Al momento Aler Milano dispone di 150 custodi. Ne servirebbero altri 20 per coprire il fabbisogno essenziale in città: «Si tratta di palazzi che hanno necessità di una copertura di portineria individuati nei quartieri di San Siro, Lorenteggio e Calvairate» spiega Domenico Ippolito, direttore generale di Aler Milano.La
scomparsa dei custodi è una problematica emersa da alcuni anni, «non certo per una scelta aziendale», spiega l’assessore alle Politiche sociali, abitative e disabilità della Regione, Stefano Bolognini. «In alcuni palazzi — per esempio in via Bolla, 300 appartamenti distribuiti su sei civici — manca proprio a livello strutturale il locale per la portineria. Da qualche anno alcune portinerie che erano presidiate purtroppo non lo sono più. Non si tratta di una scelta della Regione e di Aler, quanto di pensionamenti e contratti a tempo determinato che non sono stati sostituiti. L’Aler ha un esubero di personale: al termine di quei contratti non c’è stata possibilità di fare nuove assunzioni, così come per altre figure professionali dentro all’azienda».
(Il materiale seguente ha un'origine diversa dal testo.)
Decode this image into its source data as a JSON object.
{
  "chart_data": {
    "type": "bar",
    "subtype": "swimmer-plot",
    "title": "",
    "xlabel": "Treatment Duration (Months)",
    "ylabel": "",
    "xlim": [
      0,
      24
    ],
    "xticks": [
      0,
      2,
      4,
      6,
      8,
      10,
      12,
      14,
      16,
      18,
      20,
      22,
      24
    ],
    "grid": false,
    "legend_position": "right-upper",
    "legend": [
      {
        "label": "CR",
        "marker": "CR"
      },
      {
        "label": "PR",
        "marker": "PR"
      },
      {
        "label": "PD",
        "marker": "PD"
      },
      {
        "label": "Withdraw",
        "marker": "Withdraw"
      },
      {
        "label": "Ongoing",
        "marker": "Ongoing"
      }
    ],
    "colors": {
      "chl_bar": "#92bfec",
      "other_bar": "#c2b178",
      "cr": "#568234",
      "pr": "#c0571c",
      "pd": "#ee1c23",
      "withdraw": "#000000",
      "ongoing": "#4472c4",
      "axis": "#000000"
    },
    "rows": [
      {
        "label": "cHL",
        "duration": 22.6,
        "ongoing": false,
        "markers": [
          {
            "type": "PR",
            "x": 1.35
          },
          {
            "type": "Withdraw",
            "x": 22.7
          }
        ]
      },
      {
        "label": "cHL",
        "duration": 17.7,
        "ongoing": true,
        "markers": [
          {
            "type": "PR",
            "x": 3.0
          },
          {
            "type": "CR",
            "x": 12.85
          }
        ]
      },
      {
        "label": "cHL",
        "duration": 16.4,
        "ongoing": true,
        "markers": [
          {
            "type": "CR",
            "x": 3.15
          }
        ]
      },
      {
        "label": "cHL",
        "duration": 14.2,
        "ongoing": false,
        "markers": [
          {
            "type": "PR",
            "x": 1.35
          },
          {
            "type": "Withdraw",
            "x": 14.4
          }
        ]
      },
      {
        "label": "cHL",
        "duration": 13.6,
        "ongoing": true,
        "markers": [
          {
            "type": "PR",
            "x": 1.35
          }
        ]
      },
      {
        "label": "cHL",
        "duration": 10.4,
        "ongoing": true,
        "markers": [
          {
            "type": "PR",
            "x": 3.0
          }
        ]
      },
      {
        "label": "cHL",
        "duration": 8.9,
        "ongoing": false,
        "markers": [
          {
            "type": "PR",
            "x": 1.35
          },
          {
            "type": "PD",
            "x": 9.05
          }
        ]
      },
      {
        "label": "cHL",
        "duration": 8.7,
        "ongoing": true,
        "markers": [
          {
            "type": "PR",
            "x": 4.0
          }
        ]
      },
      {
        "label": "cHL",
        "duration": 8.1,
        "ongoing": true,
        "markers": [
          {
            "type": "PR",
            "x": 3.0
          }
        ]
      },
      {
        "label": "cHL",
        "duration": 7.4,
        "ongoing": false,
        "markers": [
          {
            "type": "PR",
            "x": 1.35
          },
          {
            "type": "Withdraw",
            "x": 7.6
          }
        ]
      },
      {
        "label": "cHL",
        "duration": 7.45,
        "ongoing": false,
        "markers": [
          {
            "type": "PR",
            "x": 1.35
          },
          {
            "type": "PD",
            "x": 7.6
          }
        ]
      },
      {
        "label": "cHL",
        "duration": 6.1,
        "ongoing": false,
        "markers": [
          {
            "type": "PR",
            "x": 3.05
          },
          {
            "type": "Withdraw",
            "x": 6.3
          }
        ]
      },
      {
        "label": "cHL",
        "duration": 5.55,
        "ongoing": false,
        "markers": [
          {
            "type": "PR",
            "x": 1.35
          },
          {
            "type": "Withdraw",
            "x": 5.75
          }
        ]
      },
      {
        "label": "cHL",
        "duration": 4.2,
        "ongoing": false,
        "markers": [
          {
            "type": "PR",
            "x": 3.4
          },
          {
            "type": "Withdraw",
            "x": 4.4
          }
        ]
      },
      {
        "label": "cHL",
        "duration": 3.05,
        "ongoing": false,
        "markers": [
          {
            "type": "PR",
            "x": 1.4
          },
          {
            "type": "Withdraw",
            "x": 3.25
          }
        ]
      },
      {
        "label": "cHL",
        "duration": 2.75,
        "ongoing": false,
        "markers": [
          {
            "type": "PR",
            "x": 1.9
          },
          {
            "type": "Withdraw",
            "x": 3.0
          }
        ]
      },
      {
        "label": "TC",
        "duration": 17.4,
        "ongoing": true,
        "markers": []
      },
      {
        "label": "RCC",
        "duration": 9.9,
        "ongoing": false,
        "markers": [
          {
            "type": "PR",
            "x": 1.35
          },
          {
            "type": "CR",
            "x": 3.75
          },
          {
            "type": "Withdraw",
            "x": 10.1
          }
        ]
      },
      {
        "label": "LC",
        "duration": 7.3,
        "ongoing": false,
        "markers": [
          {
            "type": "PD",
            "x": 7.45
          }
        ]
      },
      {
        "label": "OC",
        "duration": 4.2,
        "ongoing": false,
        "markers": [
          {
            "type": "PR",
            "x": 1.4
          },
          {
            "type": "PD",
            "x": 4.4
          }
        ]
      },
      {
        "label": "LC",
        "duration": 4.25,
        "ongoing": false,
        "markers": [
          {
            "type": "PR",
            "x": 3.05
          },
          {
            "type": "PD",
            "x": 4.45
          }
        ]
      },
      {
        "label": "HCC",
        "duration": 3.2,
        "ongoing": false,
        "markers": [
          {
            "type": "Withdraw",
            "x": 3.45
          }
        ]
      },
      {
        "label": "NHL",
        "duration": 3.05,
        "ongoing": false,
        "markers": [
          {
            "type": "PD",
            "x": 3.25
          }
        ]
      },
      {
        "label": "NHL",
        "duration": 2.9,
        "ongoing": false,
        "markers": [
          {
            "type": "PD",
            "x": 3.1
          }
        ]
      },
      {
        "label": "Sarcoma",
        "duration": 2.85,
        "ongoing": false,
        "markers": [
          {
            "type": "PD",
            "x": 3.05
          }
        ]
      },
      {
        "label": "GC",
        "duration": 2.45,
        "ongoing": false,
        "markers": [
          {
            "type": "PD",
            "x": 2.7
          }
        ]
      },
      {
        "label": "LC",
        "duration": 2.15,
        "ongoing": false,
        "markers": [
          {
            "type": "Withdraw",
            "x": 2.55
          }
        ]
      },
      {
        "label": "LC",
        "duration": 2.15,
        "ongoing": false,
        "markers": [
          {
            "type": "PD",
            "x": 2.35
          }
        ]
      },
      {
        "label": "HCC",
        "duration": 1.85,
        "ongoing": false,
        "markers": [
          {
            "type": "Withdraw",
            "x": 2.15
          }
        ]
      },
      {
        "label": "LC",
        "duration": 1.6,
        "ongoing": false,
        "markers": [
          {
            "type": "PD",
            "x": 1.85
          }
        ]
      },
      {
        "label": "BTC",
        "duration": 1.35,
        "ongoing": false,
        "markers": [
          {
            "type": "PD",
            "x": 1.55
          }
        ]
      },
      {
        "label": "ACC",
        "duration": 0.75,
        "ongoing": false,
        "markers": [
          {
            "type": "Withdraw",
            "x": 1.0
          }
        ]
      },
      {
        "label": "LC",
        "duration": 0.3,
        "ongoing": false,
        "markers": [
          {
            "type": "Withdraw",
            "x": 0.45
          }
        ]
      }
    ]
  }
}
I 150 palazzi presidiati hanno ancora un portinaio, a cui è demandato il servizio di guardiania: pulizia delle scale, dei cortili e distribuzione della posta. «In altri edifici è l’amministratore condominiale che provvede alla copertura del servizio, in altri ancora è autogestito dai comitati dei condomini di un palazzo» prosegue Ippolito. Nei locali rimasti vuoti la Regione sta cercando di rispondere alle esigenze degli inquilini con «progetti più strutturati». In alcuni palazzi sono già state inserite le figure dei custodi sociali: «Si tratta di presidi sociali di cittadinanza attiva — spiega Bolognini — per rendere vivo il locale vuoto, altrimenti ostaggio di occupazione, e coinvolgere gli inquilini con attività di inclusione».
Da gennaio 2020 Aler avvierà il progetto socialità, inserendo nei quartieri più difficili — in primis in quella ventina di palazzi individuati tra Lorenteggio, San Siro e Calvairate — la figura del gestore sociale che faccia da sentinella nel territorio. «In alcuni quartieri il lavoro di custode è reso sempre più difficoltoso da inquilini esigenti che sfogano su questa figura il tema della scarsa sicurezza, dell’abusivismo, della mancata integrazione sociale. Per noi è importante avere una sentinella in quei caseggiati». Per individuarla, Aler sta lavorando a un «progetto sperimentale che non attivi solo una figura di portineria ma anche di sostegno sociale: un gestore sociale, un punto di riferimento e di incontro, nonché di controllo, per esempio di segnalazione delle occupazioni abusive». Entro fine dicembre si concluderà la ricerca delle figure adatte a questo nuovo ruolo, per essere attive da gennaio del prossimo anno. «Stiamo predisponendo un bando per trovare le competenze personali e professionali adeguate. Si tratta di un progetto campione, che avrà valenza anche a livello nazionale», annuncia Ippolito.
Un’altra idea che si sta valutando è quella di affidare le portinerie sfitte, a condizioni agevolate, ad associazioni di inquilini o a comitati di vicinato, con una chiara funzione aggregativa. «Nella necessità di avere un punto di riferimento per gli inquilini del caseggiato popolare — conclude Bolognini —, questa soluzione può dare risultati ancora migliori rispetto all’attivazione di una figura con il solo ruolo tradizionale di portinaio».